The key here is to not move or nudge the salmon except when flipping. When you place the salmon on the grill, don’t move it a lot, let it rest. When you go to flip, use tongs to carefully and gently flip it over. Salmon is delicate—but not incredibly delicate so that it falls apart like a sandcastle! It’s just best to keep movement to a minimum if possible.

Can I Grill Salmon in Aluminum Foil?

Foil is useful when you have juices that you really want to remain next to the meat. Salmon isn’t going to shed a lot of juice, so it won’t benefit from the foil in the same way. Plus, you close things off from the tasty smoke floating around in the grill—and smoke is a great additional flavor booster for salmon. You technically can grill it in foil, especially if you’re cooking in a bit of lemon or liquid, but it isn’t necessary for more purest forms of salmon grilling.

If you want to really make your perfect grilled salmon interesting, try grilling lemon halves with salmon. You might not even need the foil though!

Photo by Casey Lee on Unsplash

Salmon Grilling Tips

While you’re grilling salmon, you might notice some white gunk oozing out of the fish. Don’t worry, this is pretty standard for salmon. The white gunk is just coagulated protein that is heating up, turning to liquid, and coming off. It’s totally harmless to eat but you can also wipe it off when you’re done grilling.

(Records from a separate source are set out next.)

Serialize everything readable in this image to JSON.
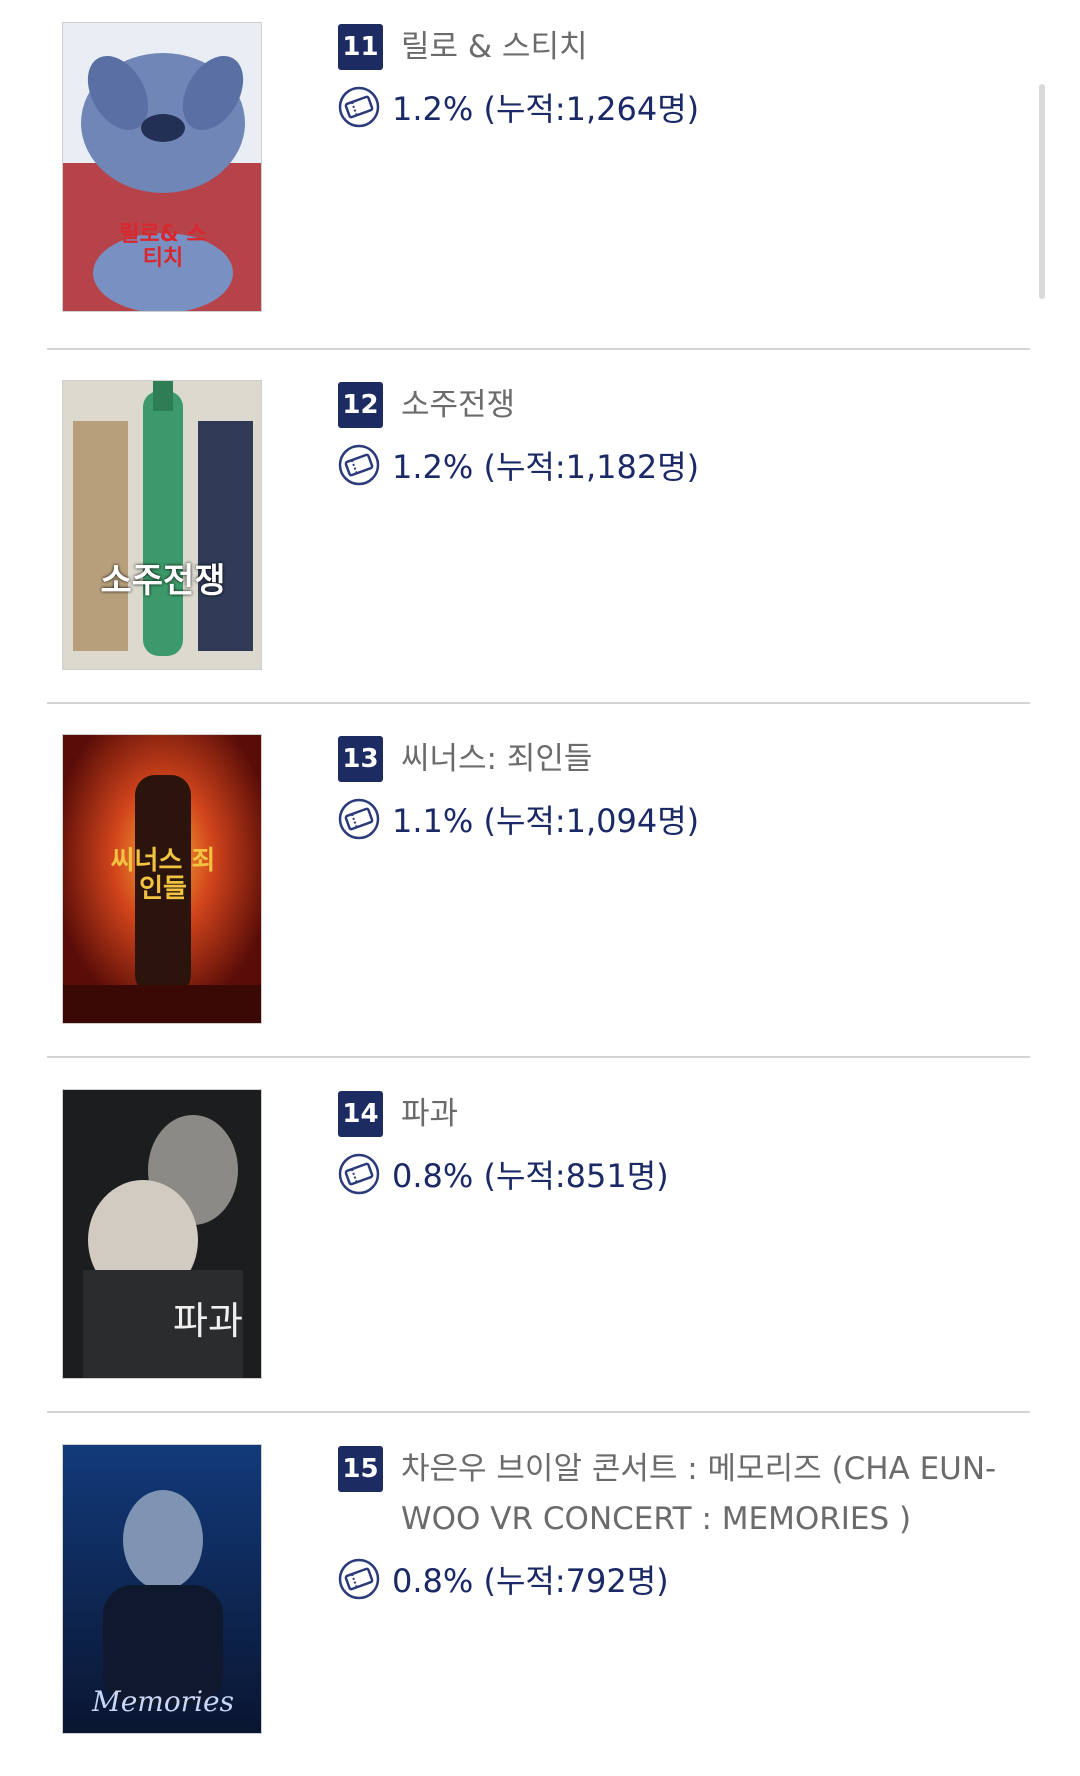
{
  "movies": [
    {
      "rank": "11",
      "title": "릴로 & 스티치",
      "share": "1.2% (누적:1,264명)",
      "poster_text": "릴로& 스티치"
    },
    {
      "rank": "12",
      "title": "소주전쟁",
      "share": "1.2% (누적:1,182명)",
      "poster_text": "소주전쟁"
    },
    {
      "rank": "13",
      "title": "씨너스: 죄인들",
      "share": "1.1% (누적:1,094명)",
      "poster_text": "씨너스 죄인들"
    },
    {
      "rank": "14",
      "title": "파과",
      "share": "0.8% (누적:851명)",
      "poster_text": "파과"
    },
    {
      "rank": "15",
      "title": "차은우 브이알 콘서트 : 메모리즈 (CHA EUN-WOO VR CONCERT : MEMORIES )",
      "share": "0.8% (누적:792명)",
      "poster_text": "Memories"
    }
  ],
  "icons": {
    "ticket": "ticket-icon"
  },
  "colors": {
    "rank_badge": "#1c2c62",
    "share_text": "#1b2a66",
    "title_text": "#6b6b6b"
  }
}
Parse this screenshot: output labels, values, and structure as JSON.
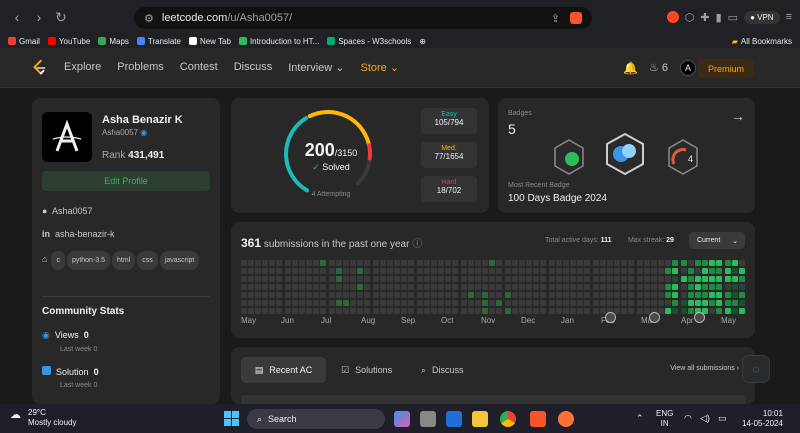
{
  "browser": {
    "url_host": "leetcode.com",
    "url_path": "/u/Asha0057/",
    "vpn_label": "VPN"
  },
  "bookmarks": [
    {
      "label": "Gmail",
      "color": "#ea4335"
    },
    {
      "label": "YouTube",
      "color": "#ff0000"
    },
    {
      "label": "Maps",
      "color": "#34a853"
    },
    {
      "label": "Translate",
      "color": "#4285f4"
    },
    {
      "label": "New Tab",
      "color": "#ffffff"
    },
    {
      "label": "Introduction to HT...",
      "color": "#2cbb5d"
    },
    {
      "label": "Spaces - W3schools",
      "color": "#04aa6d"
    }
  ],
  "bookmarks_all": "All Bookmarks",
  "nav": {
    "items": [
      "Explore",
      "Problems",
      "Contest",
      "Discuss",
      "Interview ⌄"
    ],
    "store": "Store ⌄",
    "streak": "6",
    "premium": "Premium"
  },
  "profile": {
    "name": "Asha Benazir K",
    "username": "Asha0057",
    "rank_label": "Rank",
    "rank": "431,491",
    "edit": "Edit Profile",
    "github": "Asha0057",
    "linkedin": "asha-benazir-k",
    "tags": [
      "c",
      "python-3.5",
      "html",
      "css",
      "javascript"
    ]
  },
  "community": {
    "title": "Community Stats",
    "views_label": "Views",
    "views": "0",
    "views_sub": "Last week 0",
    "solution_label": "Solution",
    "solution": "0",
    "solution_sub": "Last week 0"
  },
  "solved": {
    "count": "200",
    "total": "/3150",
    "label": "Solved",
    "attempting": "4 Attempting",
    "progress": 0.0635,
    "easy_label": "Easy",
    "easy": "105/794",
    "med_label": "Med.",
    "med": "77/1654",
    "hard_label": "Hard",
    "hard": "18/702",
    "colors": {
      "easy": "#1cbaba",
      "med": "#ffb700",
      "hard": "#f63737"
    }
  },
  "badges": {
    "title": "Badges",
    "count": "5",
    "recent_label": "Most Recent Badge",
    "recent": "100 Days Badge 2024"
  },
  "calendar": {
    "count": "361",
    "label": "submissions in the past one year",
    "active_label": "Total active days:",
    "active": "111",
    "streak_label": "Max streak:",
    "streak": "29",
    "dropdown": "Current",
    "months": [
      "May",
      "Jun",
      "Jul",
      "Aug",
      "Sep",
      "Oct",
      "Nov",
      "Dec",
      "Jan",
      "Feb",
      "Mar",
      "Apr",
      "May"
    ]
  },
  "tabs": {
    "recent": "Recent AC",
    "solutions": "Solutions",
    "discuss": "Discuss",
    "view_all": "View all submissions"
  },
  "taskbar": {
    "temp": "29°C",
    "weather": "Mostly cloudy",
    "search": "Search",
    "lang1": "ENG",
    "lang2": "IN",
    "time": "10:01",
    "date": "14-05-2024"
  }
}
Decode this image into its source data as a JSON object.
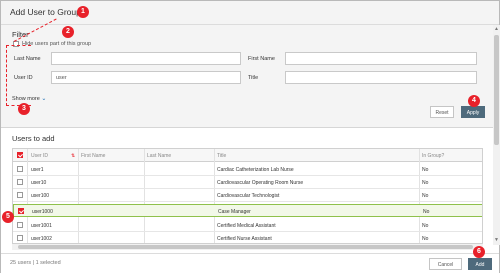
{
  "dialog": {
    "title": "Add User to Group"
  },
  "filter": {
    "title": "Filter",
    "hide_label": "Hide users part of this group",
    "last_name_label": "Last Name",
    "last_name_value": "",
    "first_name_label": "First Name",
    "first_name_value": "",
    "user_id_label": "User ID",
    "user_id_value": "user",
    "title_label": "Title",
    "title_value": "",
    "show_more": "Show more",
    "reset_label": "Reset",
    "apply_label": "Apply"
  },
  "users": {
    "title": "Users to add",
    "columns": [
      "User ID",
      "First Name",
      "Last Name",
      "Title",
      "In Group?"
    ],
    "rows": [
      {
        "id": "user1",
        "first": "",
        "last": "",
        "title": "Cardiac Catheterization Lab Nurse",
        "in_group": "No",
        "checked": false
      },
      {
        "id": "user10",
        "first": "",
        "last": "",
        "title": "Cardiovascular Operating Room Nurse",
        "in_group": "No",
        "checked": false
      },
      {
        "id": "user100",
        "first": "",
        "last": "",
        "title": "Cardiovascular Technologist",
        "in_group": "No",
        "checked": false
      },
      {
        "id": "user1000",
        "first": "",
        "last": "",
        "title": "Case Manager",
        "in_group": "No",
        "checked": true
      },
      {
        "id": "user1001",
        "first": "",
        "last": "",
        "title": "Certified Medical Assistant",
        "in_group": "No",
        "checked": false
      },
      {
        "id": "user1002",
        "first": "",
        "last": "",
        "title": "Certified Nurse Assistant",
        "in_group": "No",
        "checked": false
      }
    ]
  },
  "footer": {
    "status": "25 users | 1 selected",
    "cancel_label": "Cancel",
    "add_label": "Add"
  },
  "callouts": [
    "1",
    "2",
    "3",
    "4",
    "5",
    "6"
  ],
  "colors": {
    "callout": "#e8212a",
    "primary_button": "#4e6a7c",
    "selected_row_border": "#8fc14b"
  }
}
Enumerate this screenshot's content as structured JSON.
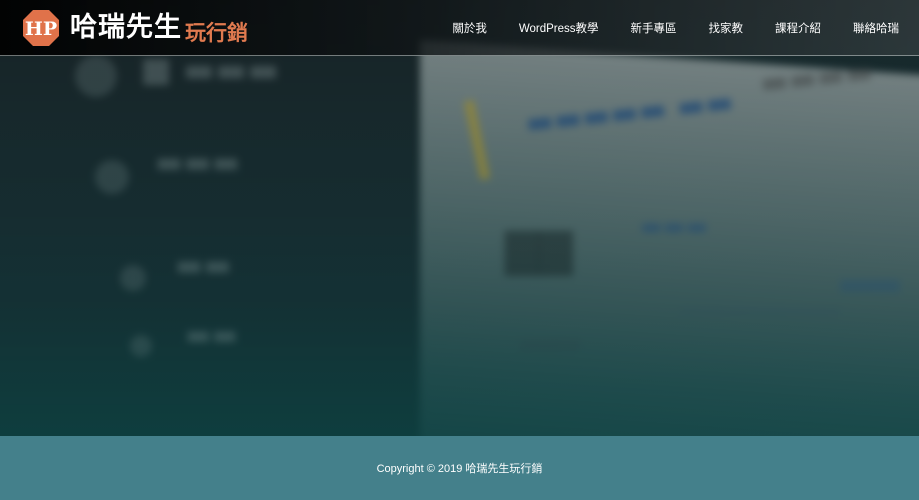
{
  "site": {
    "logo": {
      "icon": "hp-octagon-logo-icon",
      "badge_text": "HP",
      "main_text": "哈瑞先生",
      "sub_text": "玩行銷",
      "badge_color": "#e0724a",
      "sub_color": "#e07a4f"
    }
  },
  "nav": {
    "items": [
      {
        "label": "關於我"
      },
      {
        "label": "WordPress教學"
      },
      {
        "label": "新手專區"
      },
      {
        "label": "找家教"
      },
      {
        "label": "課程介紹"
      },
      {
        "label": "聯絡哈瑞"
      }
    ]
  },
  "footer": {
    "copyright": "Copyright © 2019 哈瑞先生玩行銷",
    "background_color": "#44808b"
  },
  "colors": {
    "header_bg": "#000000",
    "hero_tint": "#0f4447"
  }
}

130 is a general target for internal temperatures, but you can also check to see if your salmon is done by peeking at the thickest part. Salmon will change from a red translucent color to a pink opaque color as it cooks. The middle shouldn’t be totally pink, but should still have a bit of shine to it. Once you hit that point, pull it from the grill.

Salmon pairs wonderfully with different kinds of white wines, vegetables, and sauces. Let’s get cooking!